Edouard deDreuzy, PhD*, Aditi Chalishazar, MS*, Jack Heath*, Carrie M Margulies, PhD*, John Labella*, Ramya Viswanathan*, Katherine Loveluck*, KaiHsin Chang, PhD*, Hariharan Jayaram, PhD*, John A Zuris, PhD*, Vic E Myer, PhD*, Charlie Albright, PhD*, Cecilia Cotta-Ramusino, PhD* and Jennifer L Gori, PhD

Editas Medicine, Cambridge, MA

We have previously shown that CRISPR/Cas9 mediates high levels of gene editing in adult human CD34+ hematopoietic stem and progenitor cells (HSPCs). We now demonstrated that high levels of gene editing can also be achieved in HSPCs using Cpf1. In addition to NHEJ-mediated gene editing, we explored targeted integration at the ß-hemoglobin gene (HBB) with Cas9, toward gene correction for sickle cell disease (SCD). For targeted integration strategies at HBB, we designed AAV6 DNA donor repair templates flanked by either DNA sequences homologous to the cut site in the genomic location of the SCD mutation or DNA sequences non-homologous to the human genome. To evaluate targeted integration in HSPCs, adult mobilized peripheral blood (mPB) CD34+ cells were electroporated with Cas9 ribonucleoprotein (RNP) and were then transduced with AAV6 containing DNA repair templates with or without homology arms. We analyzed targeted integration at the HBB target site by digital droplet PCR (ddPCR) analysis 7 days after transduction of mPB CD34+ cells. The ddPCR results show ~30% targeted integration in HBB in mPB CD34+ cells with no impact on cell viability. DNA sequencing analysis supported the ddPCR results indicating that perfect homology directed repair-driven integration of the DNA donor template was the preferential repair mechanism. Less than 1% of targeted integration was detected by ddPCR in mPB CD34+ cells transduced with AAV6 DNA repair template that lacked homology arms, suggesting that the mechanism of integration is homology repair dependent. These integrations were maintained in the Glycophorin A+ erythroid progeny of genome-edited mPB CD34+ cells, paving the way toward gene correction for SCD. The combination of CRISPR nucleases (Cpf1, Cas9) and AAV6 DNA repair templates form a powerful genome editing platform that enables broader applications for the treatment of hematologic diseases beyond hemoglobinopathies.
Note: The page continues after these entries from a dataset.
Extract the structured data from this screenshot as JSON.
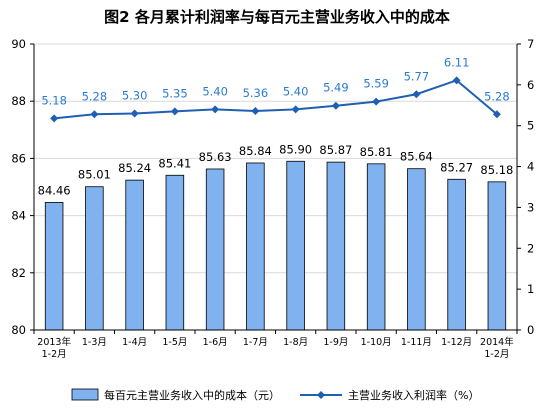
{
  "chart_data": {
    "type": "bar+line",
    "title": "图2  各月累计利润率与每百元主营业务收入中的成本",
    "categories": [
      [
        "2013年",
        "1-2月"
      ],
      [
        "1-3月"
      ],
      [
        "1-4月"
      ],
      [
        "1-5月"
      ],
      [
        "1-6月"
      ],
      [
        "1-7月"
      ],
      [
        "1-8月"
      ],
      [
        "1-9月"
      ],
      [
        "1-10月"
      ],
      [
        "1-11月"
      ],
      [
        "1-12月"
      ],
      [
        "2014年",
        "1-2月"
      ]
    ],
    "series": [
      {
        "name": "每百元主营业务收入中的成本（元）",
        "type": "bar",
        "axis": "left",
        "values": [
          84.46,
          85.01,
          85.24,
          85.41,
          85.63,
          85.84,
          85.9,
          85.87,
          85.81,
          85.64,
          85.27,
          85.18
        ],
        "labels": [
          "84.46",
          "85.01",
          "85.24",
          "85.41",
          "85.63",
          "85.84",
          "85.90",
          "85.87",
          "85.81",
          "85.64",
          "85.27",
          "85.18"
        ],
        "color": "#7fb2ef"
      },
      {
        "name": "主营业务收入利润率（%）",
        "type": "line",
        "axis": "right",
        "values": [
          5.18,
          5.28,
          5.3,
          5.35,
          5.4,
          5.36,
          5.4,
          5.49,
          5.59,
          5.77,
          6.11,
          5.28
        ],
        "labels": [
          "5.18",
          "5.28",
          "5.30",
          "5.35",
          "5.40",
          "5.36",
          "5.40",
          "5.49",
          "5.59",
          "5.77",
          "6.11",
          "5.28"
        ],
        "color": "#1f5fb4",
        "label_color": "#2a7ad4"
      }
    ],
    "left_axis": {
      "min": 80,
      "max": 90,
      "ticks": [
        "80",
        "82",
        "84",
        "86",
        "88",
        "90"
      ]
    },
    "right_axis": {
      "min": 0,
      "max": 7,
      "ticks": [
        "0",
        "1",
        "2",
        "3",
        "4",
        "5",
        "6",
        "7"
      ]
    },
    "grid": "horizontal",
    "legend_position": "bottom"
  }
}
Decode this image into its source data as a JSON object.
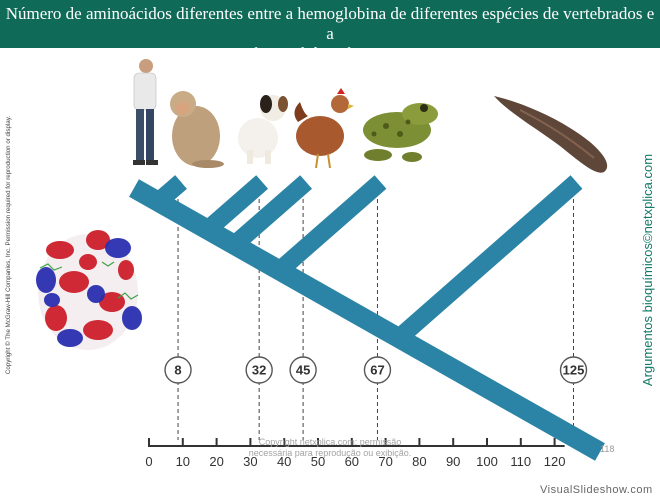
{
  "title": {
    "line1": "Número de aminoácidos diferentes entre a hemoglobina de diferentes espécies de vertebrados e a",
    "line2": "hemoglobina humana."
  },
  "side_copyright": "Copyright © The McGraw-Hill Companies, Inc. Permission required for reproduction or display.",
  "side_brand": "Argumentos bioquímicos©netxplica.com",
  "bottom_note": {
    "line1": "Copyright netxplica.com: permissão",
    "line2": "necessária para reprodução ou exibição."
  },
  "page_number": "118",
  "watermark": "VisualSlideshow.com",
  "colors": {
    "title_bg": "#0f6a58",
    "tree": "#2b84a6",
    "brand": "#127a68"
  },
  "axis": {
    "min": 0,
    "max": 120,
    "ticks": [
      0,
      10,
      20,
      30,
      40,
      50,
      60,
      70,
      80,
      90,
      100,
      110,
      120
    ]
  },
  "species": [
    {
      "name": "human",
      "value": 0
    },
    {
      "name": "monkey",
      "value": 8
    },
    {
      "name": "dog",
      "value": 32
    },
    {
      "name": "chicken",
      "value": 45
    },
    {
      "name": "frog",
      "value": 67
    },
    {
      "name": "lamprey",
      "value": 125
    }
  ],
  "nodes": [
    {
      "label": "8",
      "value": 8
    },
    {
      "label": "32",
      "value": 32
    },
    {
      "label": "45",
      "value": 45
    },
    {
      "label": "67",
      "value": 67
    },
    {
      "label": "125",
      "value": 125
    }
  ]
}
Disclosures: deDreuzy: Editas Medicine: Employment. Chalishazar: Editas Medicine: Employment. Heath: Editas Medicine: Employment. Margulies: Editas Medicine: Employment. Labella: Editas Medicine: Employment. Viswanathan: Editas Medicine: Employment. Loveluck: Editas Medicine: Employment. Chang: Editas Medicine: Employment. Jayaram: Editas Medicine: Employment. Zuris: Editas Medicine: Employment. Myer: Editas Medicine: Employment, Equity Ownership. Albright: Editas Medicine: Employment. Cotta-Ramusino: Editas Medicine: Employment. Gori: Editas Medicine: Employment.